Reliance was placed on a Calcutta Single Judge case, viz., -- 'Balai Chand Basak v. N. Roy Choudhury', 1954 Cal 495 (AIR V 41) (A), in which it was held that Article 311 was applicable equally to permanent and temporary government servants. In this reported case a person had been dismissed after charges had been framed against him and he was found guilty, but it had been argued on behalf of the State that the person so dismissed could be dismissed under the contract without notice.
It was held that if the termination of services was under the terms of a contract Article 311 had no application but if a person is dismissed after charges had been framed against him the provisions of Article 311 would be attracted even if the person so dismissed was a temporary hand. The facts of this case were, however, quite different from the facts of the present case.

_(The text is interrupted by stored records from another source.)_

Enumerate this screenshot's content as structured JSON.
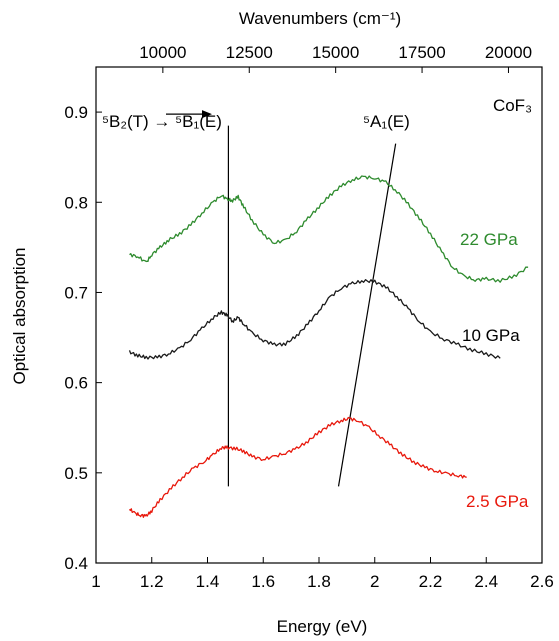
{
  "chart_data": {
    "type": "line",
    "top_axis": {
      "title": "Wavenumbers (cm⁻¹)",
      "ticks": [
        10000,
        12500,
        15000,
        17500,
        20000
      ],
      "tick_labels": [
        "10000",
        "12500",
        "15000",
        "17500",
        "20000"
      ]
    },
    "xlabel": "Energy (eV)",
    "ylabel": "Optical absorption",
    "xlim": [
      1.0,
      2.6
    ],
    "ylim": [
      0.4,
      0.95
    ],
    "x_ticks": [
      1.0,
      1.2,
      1.4,
      1.6,
      1.8,
      2.0,
      2.2,
      2.4,
      2.6
    ],
    "x_tick_labels": [
      "1",
      "1.2",
      "1.4",
      "1.6",
      "1.8",
      "2",
      "2.2",
      "2.4",
      "2.6"
    ],
    "y_ticks": [
      0.4,
      0.5,
      0.6,
      0.7,
      0.8,
      0.9
    ],
    "y_tick_labels": [
      "0.4",
      "0.5",
      "0.6",
      "0.7",
      "0.8",
      "0.9"
    ],
    "annotations": {
      "compound": "CoF₃",
      "transition_b": "⁵B₂(T) → ⁵B₁(E)",
      "transition_a": "⁵A₁(E)"
    },
    "guide_lines": [
      {
        "name": "b1-peak-line",
        "x": [
          1.475,
          1.475
        ],
        "y": [
          0.485,
          0.885
        ]
      },
      {
        "name": "a1-peak-line",
        "x": [
          1.87,
          2.075
        ],
        "y": [
          0.485,
          0.865
        ]
      }
    ],
    "series": [
      {
        "name": "22 GPa",
        "color": "#2e8b2e",
        "x": [
          1.12,
          1.15,
          1.18,
          1.2,
          1.23,
          1.26,
          1.3,
          1.34,
          1.38,
          1.42,
          1.45,
          1.47,
          1.49,
          1.51,
          1.53,
          1.56,
          1.6,
          1.64,
          1.68,
          1.72,
          1.76,
          1.8,
          1.84,
          1.88,
          1.92,
          1.96,
          2.0,
          2.04,
          2.08,
          2.12,
          2.16,
          2.2,
          2.24,
          2.28,
          2.32,
          2.36,
          2.4,
          2.45,
          2.5,
          2.55
        ],
        "y": [
          0.742,
          0.74,
          0.733,
          0.742,
          0.75,
          0.758,
          0.765,
          0.775,
          0.788,
          0.8,
          0.808,
          0.803,
          0.802,
          0.806,
          0.795,
          0.78,
          0.764,
          0.755,
          0.758,
          0.768,
          0.782,
          0.795,
          0.808,
          0.818,
          0.825,
          0.828,
          0.827,
          0.822,
          0.812,
          0.798,
          0.782,
          0.765,
          0.745,
          0.728,
          0.718,
          0.714,
          0.715,
          0.713,
          0.718,
          0.728
        ]
      },
      {
        "name": "10 GPa",
        "color": "#1a1a1a",
        "x": [
          1.12,
          1.15,
          1.18,
          1.22,
          1.26,
          1.3,
          1.34,
          1.38,
          1.42,
          1.45,
          1.47,
          1.49,
          1.51,
          1.53,
          1.56,
          1.6,
          1.64,
          1.68,
          1.72,
          1.76,
          1.8,
          1.84,
          1.88,
          1.92,
          1.96,
          2.0,
          2.04,
          2.08,
          2.12,
          2.16,
          2.2,
          2.25,
          2.3,
          2.35,
          2.4,
          2.45
        ],
        "y": [
          0.634,
          0.63,
          0.628,
          0.628,
          0.632,
          0.638,
          0.648,
          0.66,
          0.672,
          0.678,
          0.675,
          0.668,
          0.672,
          0.665,
          0.655,
          0.647,
          0.642,
          0.643,
          0.652,
          0.665,
          0.68,
          0.695,
          0.705,
          0.71,
          0.713,
          0.712,
          0.706,
          0.695,
          0.682,
          0.668,
          0.656,
          0.648,
          0.642,
          0.636,
          0.632,
          0.627
        ]
      },
      {
        "name": "2.5 GPa",
        "color": "#e8180c",
        "x": [
          1.12,
          1.14,
          1.16,
          1.18,
          1.2,
          1.23,
          1.27,
          1.31,
          1.35,
          1.39,
          1.42,
          1.45,
          1.47,
          1.5,
          1.53,
          1.56,
          1.6,
          1.64,
          1.68,
          1.72,
          1.76,
          1.8,
          1.84,
          1.88,
          1.91,
          1.94,
          1.98,
          2.02,
          2.06,
          2.1,
          2.14,
          2.18,
          2.22,
          2.26,
          2.3,
          2.33
        ],
        "y": [
          0.46,
          0.455,
          0.453,
          0.452,
          0.458,
          0.47,
          0.483,
          0.495,
          0.505,
          0.513,
          0.52,
          0.528,
          0.528,
          0.527,
          0.524,
          0.518,
          0.515,
          0.518,
          0.522,
          0.527,
          0.535,
          0.545,
          0.553,
          0.558,
          0.56,
          0.558,
          0.55,
          0.54,
          0.53,
          0.52,
          0.512,
          0.506,
          0.502,
          0.499,
          0.497,
          0.495
        ]
      }
    ]
  }
}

In the present case the appellant was not dismissed from service nor were any charges framed against him. In the notice issued to him no mention was made of any charges and he was simply told that his services were terminated with effect from a certain date. The affidavit filed on behalf of the State shows that the appellant was a temporary servant and his services were liable to be terminated without notice. No counter-affidavit has been filed to dispute this statement made in the affidavit filed on behalf of the State.
4. The word 'removal' as used in Article 311 of the Constitution has been the subject of discussion in several reported cases. It has been held in :-- 'Shyam Lal v. State of Uttar Pradesh', 1954 SC 369 (AIR V 41) (B), that the word 'removal' as used in Article 311 cannot be made applicable to every termination of service. It covers only that termination of service which is made as a penalty for misconduct or on a person being found guilty of certain charges.
A termination of service under a contract has not been held to be a removal within the meaning of Article 311 of the Constitution. The termination of the service of appellant being a termination of service simpliciter und'ier the contract cannot be covered by the word 'removal' as used in Article 311 of the Constitution & the provisions of Article 311 would therefore not be attracted in the present case.
A similar view was taken in -- 'Smt. Anima Munshi v. Engineer-in-Chief and General Manager, Calcutta', 1954 Cal 561 (AIR V 41) (C), by the same learned Judge who decided the earlier case, 1954 Cal 495 (AIR V 41) (A).
5. It has further been argued on behalf of the appellant that the termination of the services of the appellant was not done by an officer competent to dismiss or remove the appellant and the provisions of Clause (1) of Article 311 had been infringed.
In this clause also it is only the removal or dismissal of a servant which should be done by a person who was the appointing authority and if the removal or dismissal is done by a person who was not the appointing authority it would be open to the person whose services have been terminated to seek redress by an application under Article 226.
If, however, the termination of a service is not covered by the word 'removal' the provisions of Clause (1) of Article 311 would also not be attracted. It would thus appear that the appellant had, made out no good case for seeking any of the relief sought in the petition for a writ and his petition was rightly rejected by the learned single Judge of this Court.
6. The appeal has, therefore, no force and is dismissed with costs to the opposite party.